Gas electron diffraction study of the vapour over dimethylamine–gallane leading to an improved structure for dimeric dimethylamidogallane, [Me2NGaH2]2: a cautionary tale

Dimethylamine-gallane is relatively slow to decompose in a closed system and vaporises at low temperature primarily as Me2(H)N.GaH3 molecules which can be trapped in a solid Ar matrix and characterised by their IR spectrum. Under the conditions needed to secure a useful gas electron diffraction (GED) pattern, however, the vapour was found to consist of dimeric dimethylamidogallane molecules, [Me2NGaH2]2, formed from the secondary amine adduct by elimination of H2, and the most reliable structure for which has been determined. Salient structural parameters (r(hl) structure) were found to be: r(Ga-N) 202.6(2), r(Ga-H) 155.6(8), r(N-C) 148.0(3), r(C-H) 111.2(6) pm; Ga-N-Ga 90.7(1), C-N-C 109.3(5), N-C-H 109.9(10) and H-Ga-H 119.4(42) degrees.

Molecular structure of trimethylamine–gallane, Me3N·GaH3: ab initio calculations, gas-phase electron diffraction and single-crystal X-ray diffraction studies†

The structure of the gallane adduct Me3N·GaH3 has been investigated by ab initio quantum chemical calculations. The results of gas-phase electron-diffraction (GED) measurements, together with earlier microwave measurements, have been reanalysed using the SARACEN method to determine the most reliable structure of the gaseous molecule. Salient structural parameters (rαo structure) were found to be: r(Ga–H) 151.1(13), r(Ga–N) 213.4(4), r(N–C) 147.6(3), r(C–H) 108.4(4) pm; H–Ga–N 99.3(8) and Ga–N–C 108.8(2)°. Unlike the corresponding alane derivative, the adduct is monomeric in the crystalline phase with dimensions very close to those of the gaseous molecule, as confirmed by a redetermination of the structure of a single crystal at 150 K.

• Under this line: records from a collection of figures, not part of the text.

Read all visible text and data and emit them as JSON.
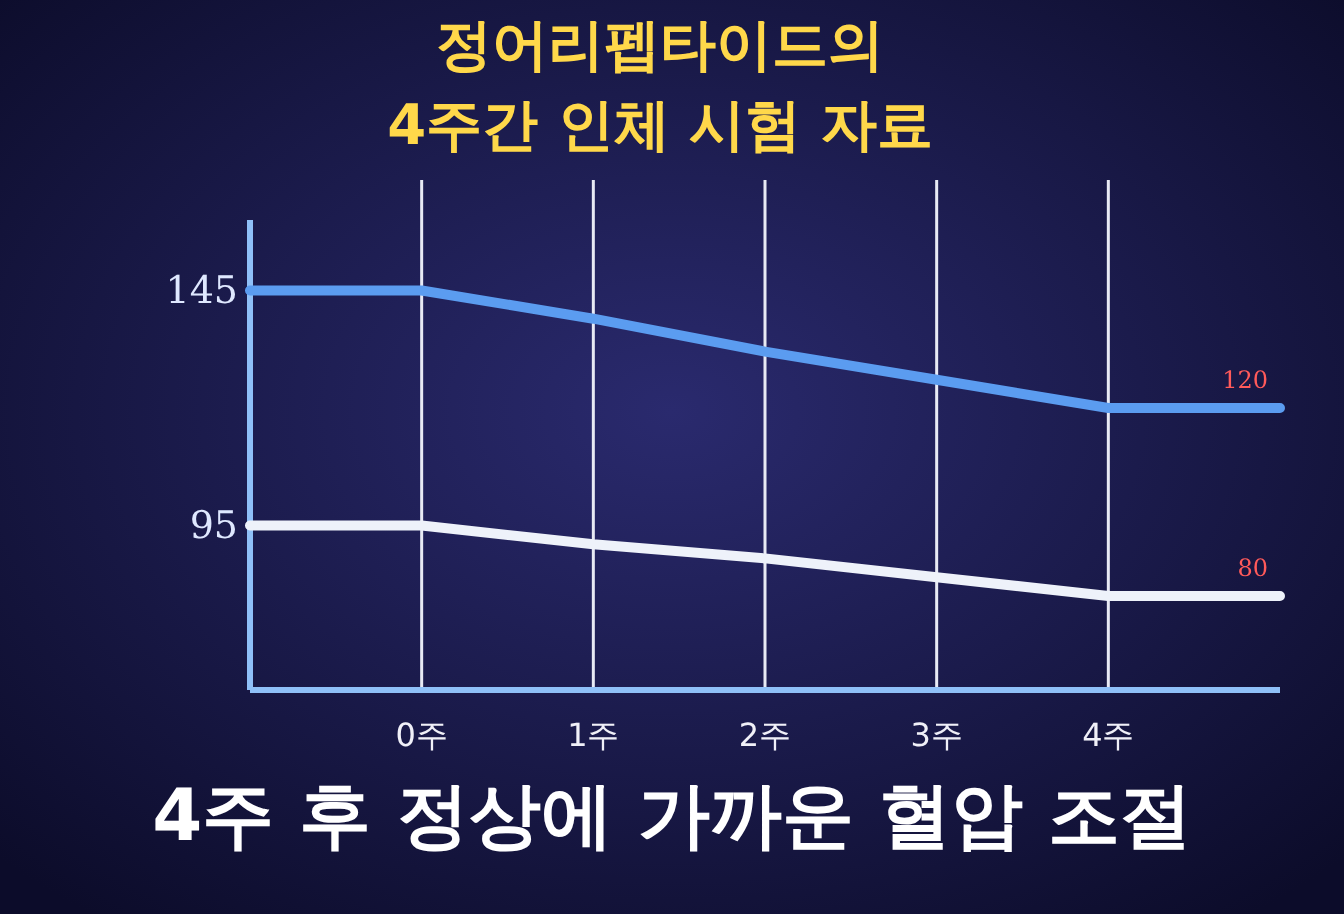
{
  "chart_data": {
    "type": "line",
    "title": "정어리펩타이드의\n4주간 인체 시험 자료",
    "categories": [
      null,
      "0주",
      "1주",
      "2주",
      "3주",
      "4주",
      null
    ],
    "series": [
      {
        "color": "#5b9cf0",
        "values": [
          145,
          145,
          139,
          132,
          126,
          120,
          120
        ],
        "value_labels": [
          "145",
          null,
          null,
          null,
          null,
          null,
          "120"
        ]
      },
      {
        "color": "#eef2fa",
        "values": [
          95,
          95,
          91,
          88,
          84,
          80,
          80
        ],
        "value_labels": [
          "95",
          null,
          null,
          null,
          null,
          null,
          "80"
        ]
      }
    ],
    "ylim": [
      60,
      160
    ],
    "grid": "x",
    "marker": "none",
    "line_style": "solid",
    "annotations": [
      "4주 후 정상에 가까운 혈압 조절"
    ]
  }
}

Molecular structure of Hf(BH4)4 investigated by quantum mechanical calculations and gas-phase electron diffraction

The structure of the gaseous hafnium tetrakis(tetrahydroborate) molecule, Hf(BH4)4, has been investigated by detailed quantum mechanical calculations and by analysis of its gas electron-diffraction (GED) pattern. The ground-state geometry possesses T symmetry with all of the triply-bridged BH4 groups twisted equally about the Hf...B-H axes. Salient structural parameters (ra distances, r angles) deduced from the GED pattern by the SARACEN method were: r(Hf...B) 231.4(2), r(Hf-Hb) 221.5(7), r(B-Hb) 127.6(5), r(B-Ht) 121(1) pm, Hf...B-Hb 69.4(3), Hb-B-Hb 108.4(4), Hb-B-Ht 110.6(3), B...Hf...B-Hb 166(1) degrees. A notable feature is the large magnitude of the Hf...B and Hf-Hb anharmonicity parameters, attributed to the fluxional hydrogen atom exchange process. The properties are compared with those of related tetrahydroborates..

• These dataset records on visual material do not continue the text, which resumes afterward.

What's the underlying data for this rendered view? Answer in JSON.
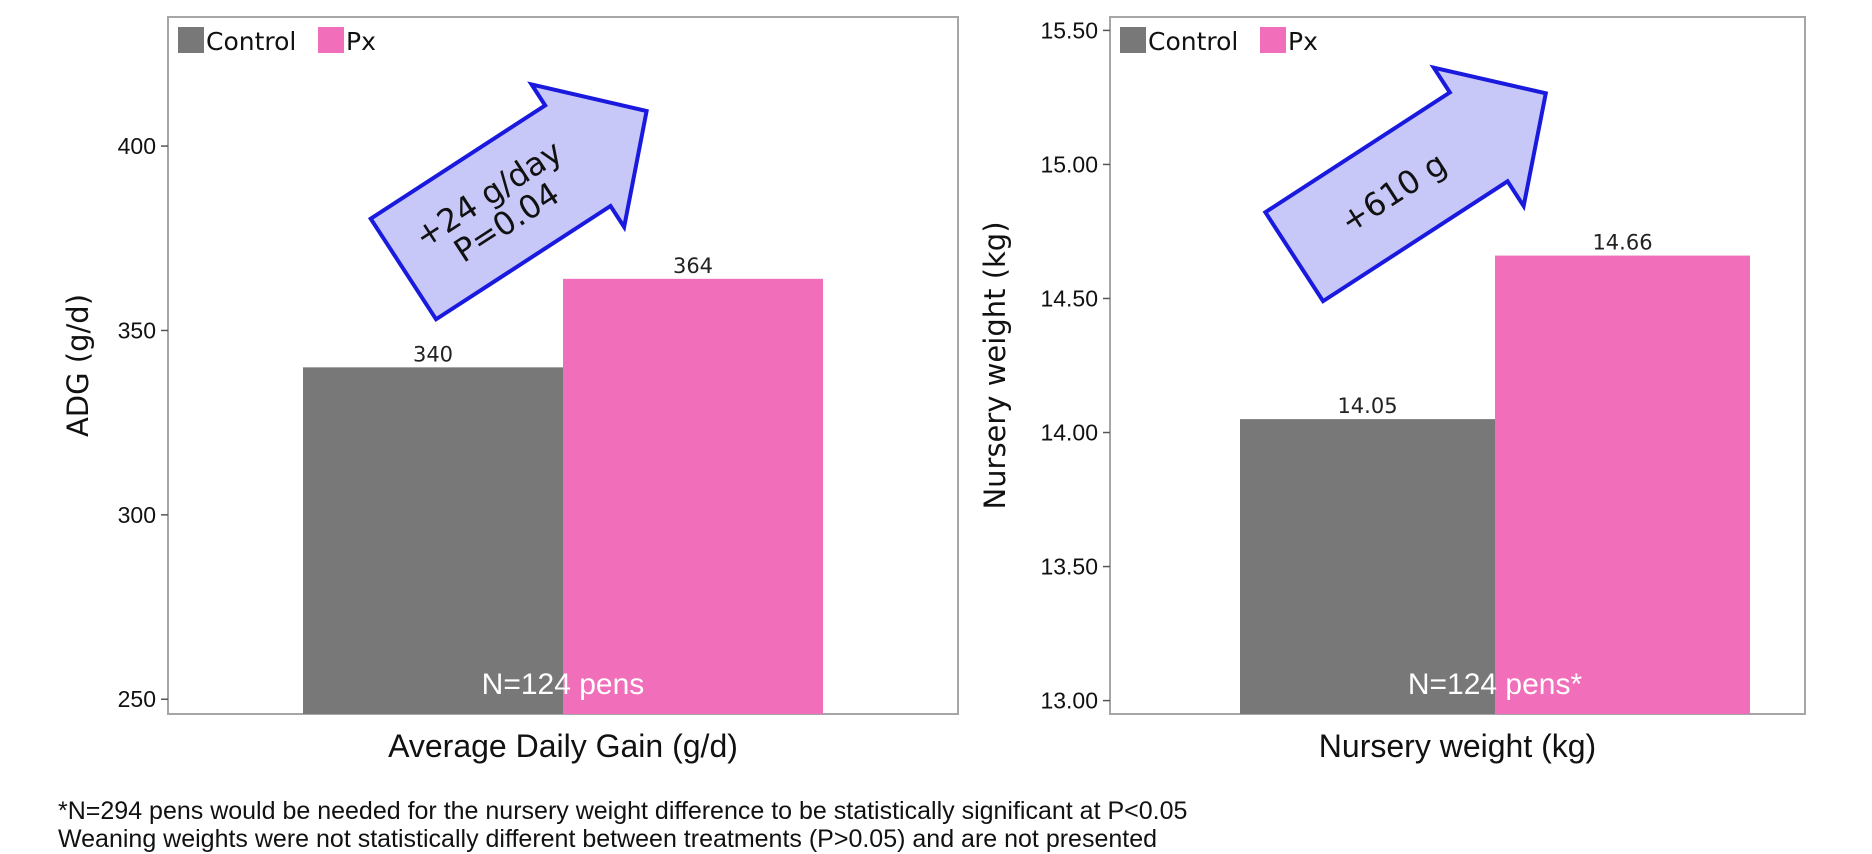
{
  "chart_data": [
    {
      "type": "bar",
      "categories": [
        "Control",
        "Px"
      ],
      "values": [
        340,
        364
      ],
      "data_labels": [
        "340",
        "364"
      ],
      "ylabel": "ADG (g/d)",
      "xlabel": "Average Daily Gain (g/d)",
      "ylim": [
        246,
        435
      ],
      "yticks": [
        250,
        300,
        350,
        400
      ],
      "ytick_labels": [
        "250",
        "300",
        "350",
        "400"
      ],
      "legend": {
        "placement": "top-left",
        "entries": [
          "Control",
          "Px"
        ]
      },
      "annotation_lines": [
        "+24 g/day",
        "P=0.04"
      ],
      "inner_label": "N=124 pens",
      "grid": false
    },
    {
      "type": "bar",
      "categories": [
        "Control",
        "Px"
      ],
      "values": [
        14.05,
        14.66
      ],
      "data_labels": [
        "14.05",
        "14.66"
      ],
      "ylabel": "Nursery weight (kg)",
      "xlabel": "Nursery weight (kg)",
      "ylim": [
        12.95,
        15.55
      ],
      "yticks": [
        13.0,
        13.5,
        14.0,
        14.5,
        15.0,
        15.5
      ],
      "ytick_labels": [
        "13.00",
        "13.50",
        "14.00",
        "14.50",
        "15.00",
        "15.50"
      ],
      "legend": {
        "placement": "top-left",
        "entries": [
          "Control",
          "Px"
        ]
      },
      "annotation_lines": [
        "+610 g"
      ],
      "inner_label": "N=124 pens*",
      "grid": false
    }
  ],
  "colors": {
    "control": "#787878",
    "px": "#f06eba",
    "arrow_fill": "#c8c8f8",
    "arrow_stroke": "#1a1adf",
    "frame": "#a6a6a6"
  },
  "footnotes": [
    "*N=294 pens would be needed for the nursery weight difference to be statistically significant at P<0.05",
    "Weaning weights were not statistically different between treatments (P>0.05) and are not presented"
  ]
}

Dimeric piperidino-alane and -gallane: metal hydrides with a cyclic M(μ-N)2M core (M = Al or Ga)

The crystal structures of piperidino-alane and -gallane at 150 K have each been shown to consist of dimeric molecules [CH2(CH2)4NMH2]2 centred on a planar, nearly square M(μ-N)2M core (M = Al or Ga). The molecular structures thus contrast with the hydrogen-bridged units favoured by the sterically encumbered piperidino derivatives {[CMe2(CH2)3CMe2N]AlH2}3 and {[CMe2(CH2)3CMe2N]2AlH}2 and are also compared with those of other amido derivatives of the Group 13 hydrides.